Mergers & Acquisitions and Joint Ventures is a commercial enterprise formed as an arrangement between two or more parties who hold a joint control over it. India does not have any exclusive or specific regulations and laws relating to Joint Venture and the enterprise is subject to the regulations specific to the business form it takes and the sector it desires to operate. A joint venture is made for a specific purpose, whereas the time duration may or may not be limited.
Joint Venture in India is not regulated by any specific Legislation or rules but follow the regulations as per the business structure it forms as and the market it operates in.
Mergers & Acquisitions and Joint Ventures which forms as a Company shall be governed by the provisions of the Companies Act. 2013; A Joint Venture which forms as an LLP shall be governed by the provisions of The Limited Liability Partnership Act, 2008.

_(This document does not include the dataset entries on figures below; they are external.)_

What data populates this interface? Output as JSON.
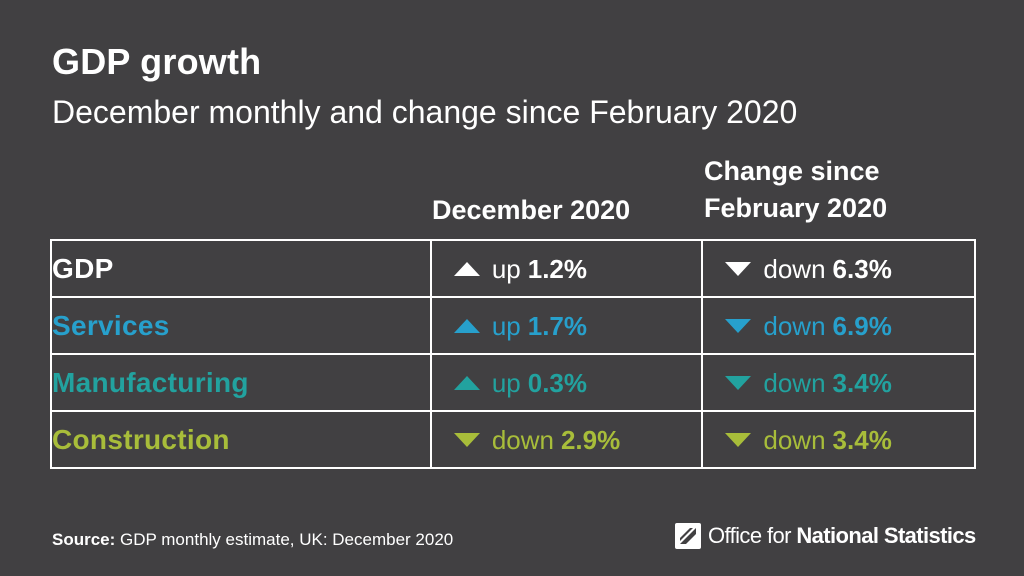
{
  "chart_data": {
    "type": "table",
    "title": "GDP growth",
    "subtitle": "December monthly and change since February 2020",
    "columns": [
      "December 2020",
      "Change since February 2020"
    ],
    "rows": [
      {
        "label": "GDP",
        "color": "#ffffff",
        "dec": {
          "direction": "up",
          "value": 1.2,
          "text": "1.2%"
        },
        "feb": {
          "direction": "down",
          "value": -6.3,
          "text": "6.3%"
        }
      },
      {
        "label": "Services",
        "color": "#27a0cc",
        "dec": {
          "direction": "up",
          "value": 1.7,
          "text": "1.7%"
        },
        "feb": {
          "direction": "down",
          "value": -6.9,
          "text": "6.9%"
        }
      },
      {
        "label": "Manufacturing",
        "color": "#22a29f",
        "dec": {
          "direction": "up",
          "value": 0.3,
          "text": "0.3%"
        },
        "feb": {
          "direction": "down",
          "value": -3.4,
          "text": "3.4%"
        }
      },
      {
        "label": "Construction",
        "color": "#a8bd3a",
        "dec": {
          "direction": "down",
          "value": -2.9,
          "text": "2.9%"
        },
        "feb": {
          "direction": "down",
          "value": -3.4,
          "text": "3.4%"
        }
      }
    ]
  },
  "header": {
    "title": "GDP growth",
    "subtitle": "December monthly and change since February 2020",
    "col_dec_line1": "December 2020",
    "col_feb_line1": "Change since",
    "col_feb_line2": "February 2020"
  },
  "words": {
    "up": "up",
    "down": "down"
  },
  "footer": {
    "source_label": "Source:",
    "source_text": " GDP monthly estimate, UK: December 2020",
    "logo_text": "Office for National Statistics",
    "logo_bold": "National Statistics",
    "logo_plain": "Office for "
  },
  "colors": {
    "background": "#414042",
    "text": "#ffffff",
    "services": "#27a0cc",
    "manufacturing": "#22a29f",
    "construction": "#a8bd3a"
  },
  "icons": {
    "up": "triangle-up-icon",
    "down": "triangle-down-icon",
    "logo": "ons-logo-icon"
  }
}
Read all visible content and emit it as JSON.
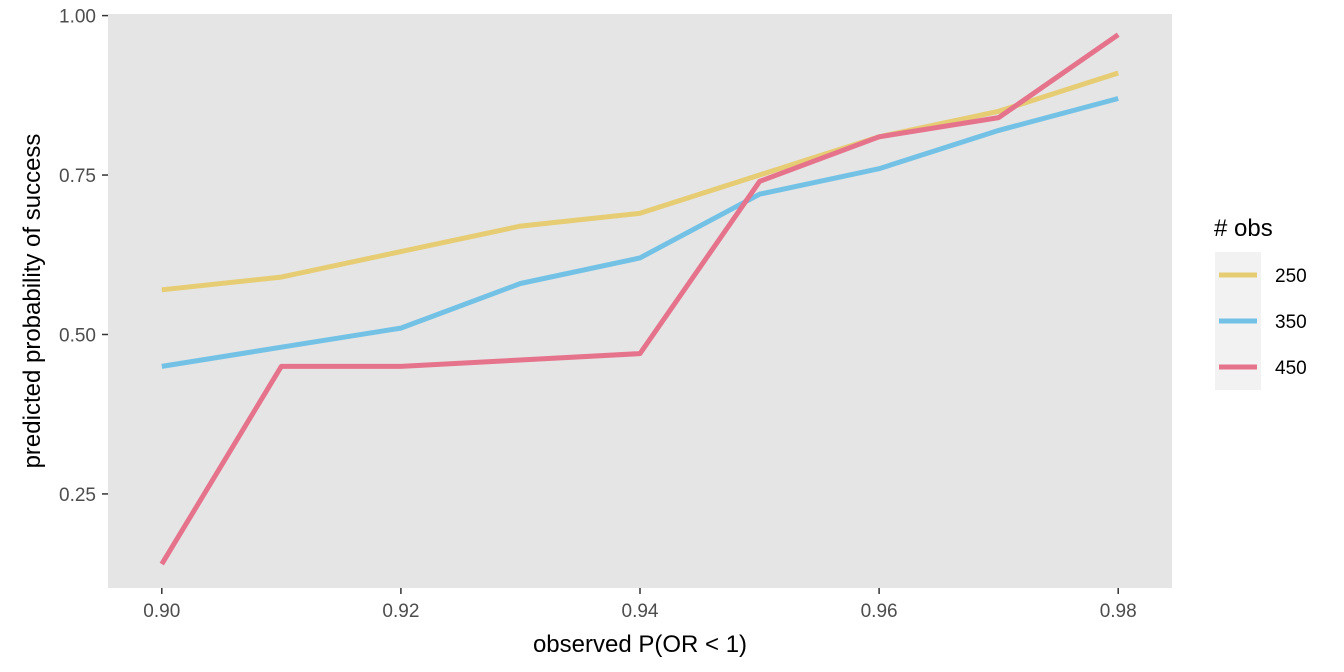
{
  "chart_data": {
    "type": "line",
    "title": "",
    "xlabel": "observed P(OR < 1)",
    "ylabel": "predicted probability of success",
    "xlim": [
      0.8955,
      0.9845
    ],
    "ylim": [
      0.1025,
      1.0025
    ],
    "x_ticks": [
      0.9,
      0.92,
      0.94,
      0.96,
      0.98
    ],
    "x_tick_labels": [
      "0.90",
      "0.92",
      "0.94",
      "0.96",
      "0.98"
    ],
    "y_ticks": [
      0.25,
      0.5,
      0.75,
      1.0
    ],
    "y_tick_labels": [
      "0.25",
      "0.50",
      "0.75",
      "1.00"
    ],
    "grid": false,
    "legend": {
      "title": "# obs",
      "position": "right"
    },
    "x": [
      0.9,
      0.91,
      0.92,
      0.93,
      0.94,
      0.95,
      0.96,
      0.97,
      0.98
    ],
    "series": [
      {
        "name": "250",
        "color": "#E6CC73",
        "values": [
          0.57,
          0.59,
          0.63,
          0.67,
          0.69,
          0.75,
          0.81,
          0.85,
          0.91
        ]
      },
      {
        "name": "350",
        "color": "#73C2E6",
        "values": [
          0.45,
          0.48,
          0.51,
          0.58,
          0.62,
          0.72,
          0.76,
          0.82,
          0.87
        ]
      },
      {
        "name": "450",
        "color": "#E6738C",
        "values": [
          0.14,
          0.45,
          0.45,
          0.46,
          0.47,
          0.74,
          0.81,
          0.84,
          0.97
        ]
      }
    ]
  }
}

Also, Mergers & Acquisitions and Joint Ventures must be in accordance with the provisions of the Indian Contract Act. Thus the execution of a Joint Venture Agreement is of utmost importance. A wisely drafted Joint Venture Agreement shall mitigate the risk with respect to the control, operations, management, and cost and profit-sharing of the Venture and also regard the exit and termination of the Joint Venture. It protects the interest of the parties by foreseeing the possibility of disputes in the future. It thus aids in the development of a smoother relationship between the parties to the Joint Venture.
Mergers & Acquisitions and Joint Ventures with a foreign partner or an NRI or PIO partner, require government approvals in India. Also, FDI is sector specific. There are some sectors which have been prohibited for foreign companies and investments in permitted sectors/activities can be made through the Automatic route or Approval route. The extent of FDI permitted is different for all sectors and must be thoroughly researched for.